A Justiça de Praia Grande decidiu levar adiante uma denúncia que expõe, mais uma vez, como o ambiente político local pode se transformar em terreno fértil para agressões de cunho machista. O vereador Márcio Castilho, o Marcinho MJ (União), se tornou réu em ação penal por violência política de gênero, injúria e ameaça contra a também vereadora Janaina Ballaris, do mesmo partido. A acusação foi apresentada pelo Ministério Público e aceita pela 2ª Vara Criminal da cidade. A defesa nega qualquer crime e fala em distorção dos fatos e motivação política.

Segundo a denúncia do MP, os ataques não se resumem a desentendimentos pontuais, mas configuram uma conduta contínua de violência psicológica destinada a constranger e dificultar o exercício do mandato de Janaina enquanto mulher e agente pública. O órgão afirma que houve violação à honra e à integridade da parlamentar, com ofensas que extrapolam o debate político e adentram o campo da misoginia.

O início da escalada de ataques teria ocorrido em janeiro deste ano. De acordo com o MP, em meio a uma discussão sobre a tramitação de um projeto de lei, o vereador teria se dirigido ao pai de uma assessora de Janaina usando expressões chulas e degradantes para se referir à vereadora, mencionando que ela seria “vendida” e “fudida”, além de a chamar de “pedaço de bosta”. O episódio, ainda segundo a denúncia, foi o ponto de partida de uma série de agressões verbais e comportamentos intimidatórios.

Inconformada, a vereadora procurou o colega para que cessasse as ofensas. A tentativa de diálogo, porém, não teria surtido efeito. A acusação relata que o vereador teria passado a se vangloriar de ser “amigo de policiais e bandidos”, frase que, para o Ministério Público, não é mero exagero de bastidor, mas parte de uma estratégia de intimidação, somando ameaça à violência psicológica já em curso.

Dias depois, o embate deixou os corredores da política e ganhou as redes sociais. Uma página publicou um vídeo envolvendo a imagem de Marcinho MJ, e a resposta do vereador, de acordo com a denúncia, apontou Janaina como responsável pela postagem. Na mensagem, ele teria se referido à colega com termos como “swingueira”, “mendiga” e “mais suja que pau de galinheiro”, expressões que reforçam o caráter de violência de gênero atribuído pelos promotores ao caso, por associarem a figura da vereadora a estereótipos e insultos dirigidos especificamente a mulheres.

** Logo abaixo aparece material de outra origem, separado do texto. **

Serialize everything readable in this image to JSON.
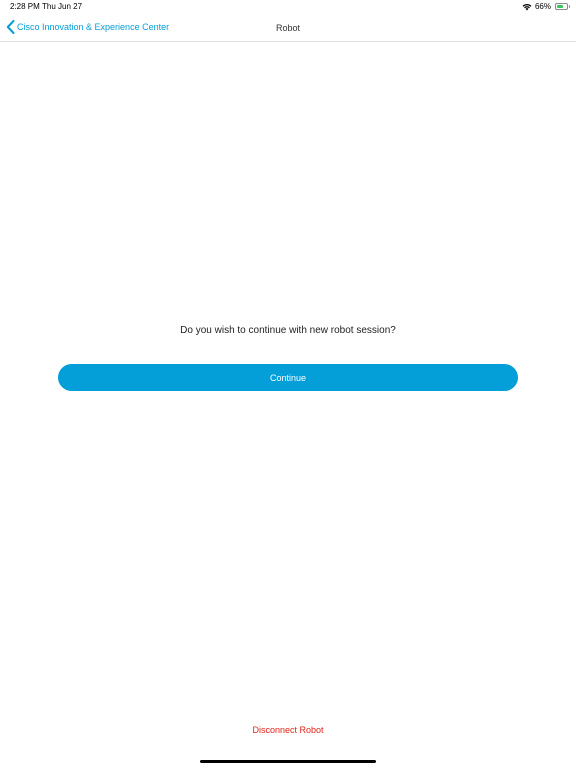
{
  "status_bar": {
    "time": "2:28 PM",
    "date": "Thu Jun 27",
    "battery_percent": "66%",
    "battery_level": 0.66,
    "wifi_icon": "wifi-icon",
    "battery_icon": "battery-icon"
  },
  "nav": {
    "back_label": "Cisco Innovation & Experience Center",
    "back_icon": "chevron-left-icon",
    "title": "Robot"
  },
  "main": {
    "prompt": "Do you wish to continue with new robot session?",
    "continue_label": "Continue"
  },
  "footer": {
    "disconnect_label": "Disconnect Robot"
  },
  "colors": {
    "accent": "#049fd9",
    "danger": "#e2231a",
    "battery": "#34c759"
  }
}
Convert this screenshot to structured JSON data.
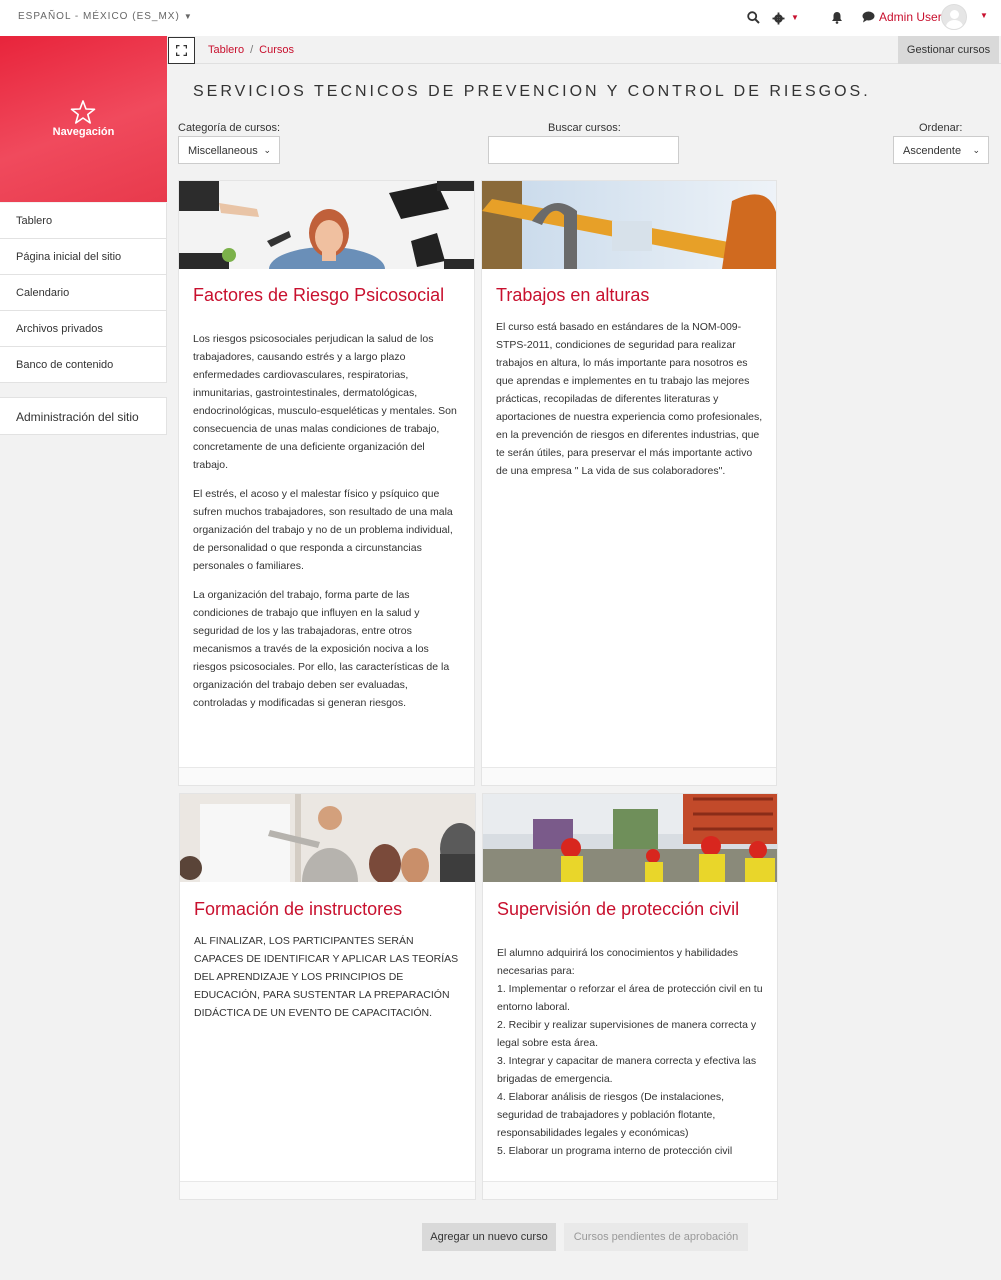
{
  "topbar": {
    "language": "ESPAÑOL - MÉXICO (ES_MX)",
    "user_name": "Admin User",
    "icons": [
      "search-icon",
      "gear-icon",
      "bell-icon",
      "chat-icon",
      "avatar-icon"
    ]
  },
  "drawer": {
    "title": "Navegación",
    "items": [
      {
        "label": "Tablero"
      },
      {
        "label": "Página inicial del sitio"
      },
      {
        "label": "Calendario"
      },
      {
        "label": "Archivos privados"
      },
      {
        "label": "Banco de contenido"
      }
    ],
    "admin_label": "Administración del sitio"
  },
  "breadcrumb": [
    "Tablero",
    "Cursos"
  ],
  "manage_button": "Gestionar cursos",
  "page_title": "SERVICIOS TECNICOS DE PREVENCION Y CONTROL DE RIESGOS.",
  "filters": {
    "category_label": "Categoría de cursos:",
    "category_value": "Miscellaneous",
    "search_label": "Buscar cursos:",
    "search_value": "",
    "order_label": "Ordenar:",
    "order_value": "Ascendente"
  },
  "courses": [
    {
      "title": "Factores de Riesgo Psicosocial",
      "paragraphs": [
        "Los riesgos psicosociales perjudican la salud de los trabajadores, causando estrés y a largo plazo enfermedades cardiovasculares, respiratorias, inmunitarias, gastrointestinales, dermatológicas, endocrinológicas, musculo-esqueléticas y mentales. Son consecuencia de unas malas condiciones de trabajo, concretamente de una deficiente organización del trabajo.",
        " El estrés, el acoso y el malestar físico y psíquico que sufren muchos trabajadores, son resultado de una mala organización del trabajo y no de un problema individual, de personalidad o que responda a circunstancias personales o familiares.",
        "La organización del trabajo, forma parte de las condiciones de trabajo que influyen en la salud y seguridad de los y las trabajadoras, entre otros mecanismos a través de la exposición nociva a los riesgos psicosociales. Por ello, las características de la organización del trabajo deben ser evaluadas, controladas y modificadas si generan riesgos."
      ]
    },
    {
      "title": "Trabajos en alturas",
      "paragraphs": [
        "El curso está basado en estándares de la NOM-009-STPS-2011, condiciones de seguridad para realizar trabajos en altura, lo más importante para nosotros es que aprendas e implementes en tu trabajo las mejores prácticas, recopiladas de diferentes literaturas y aportaciones de nuestra experiencia como profesionales, en la prevención de riesgos en diferentes industrias, que te serán útiles, para preservar el más importante activo de una empresa \" La vida de sus colaboradores\"."
      ]
    },
    {
      "title": "Formación de instructores",
      "paragraphs": [
        "AL FINALIZAR, LOS PARTICIPANTES SERÁN CAPACES DE IDENTIFICAR Y APLICAR LAS TEORÍAS DEL APRENDIZAJE Y LOS PRINCIPIOS DE EDUCACIÓN, PARA SUSTENTAR LA PREPARACIÓN DIDÁCTICA DE UN EVENTO DE CAPACITACIÓN."
      ]
    },
    {
      "title": "Supervisión de protección civil",
      "paragraphs": [
        "El alumno adquirirá los conocimientos y habilidades necesarias para:",
        "1. Implementar o reforzar el área de protección civil en tu entorno laboral.",
        "2. Recibir y realizar supervisiones de manera correcta y legal sobre esta área.",
        "3. Integrar y capacitar de manera correcta y efectiva las brigadas de emergencia.",
        "4. Elaborar análisis de riesgos (De instalaciones, seguridad de trabajadores y población flotante, responsabilidades legales y económicas)",
        "5. Elaborar un programa interno de protección civil"
      ]
    }
  ],
  "actions": {
    "add_course": "Agregar un nuevo curso",
    "pending_courses": "Cursos pendientes de aprobación"
  },
  "colors": {
    "accent": "#c8102e",
    "drawer_gradient_start": "#e8243b",
    "drawer_gradient_end": "#f04a5d"
  }
}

Diante do conjunto de elementos apresentados pelo Ministério Público, a juíza Danielle Camara Takahashi, da 2ª Vara Criminal de Praia Grande, considerou haver indícios suficientes de autoria e materialidade para o prosseguimento da ação penal. Na decisão proferida na última sexta-feira, dia 5, o magistrado recebeu a denúncia e tornou o vereador réu, abrindo a fase judicial em que testemunhas serão ouvidas e provas novamente analisadas.

Em nota destinada à imprensa, o advogado Danilo Martins, que representa Marcinho MJ, afirmou que a defesa ainda não havia sido formalmente comunicada do recebimento da denúncia, mas ressaltou que o vereador já foi ouvido no inquérito policial e reafirma sua inocência. A defesa sustenta que há provas e depoimentos, inclusive colhidos no próprio inquérito, que demonstrariam que os fatos estariam sendo “distorcidos” e analisados apenas sob a ótica da versão apresentada pela vereadora, versão que, segundo o advogado, “não se sustenta” e será contestada no curso do processo.

Ainda na nota, a defesa alega que a postura de Janaina teria motivação política, argumentando que o vereador tem atuado de forma incisiva na fiscalização do poder público em Praia Grande, enquanto a vereadora ocupa a vice-liderança da base governista na Câmara. Para o parlamentar, o episódio seria uma “judicialização indevida de disputa política”, e não um caso de ameaça ou violência de gênero.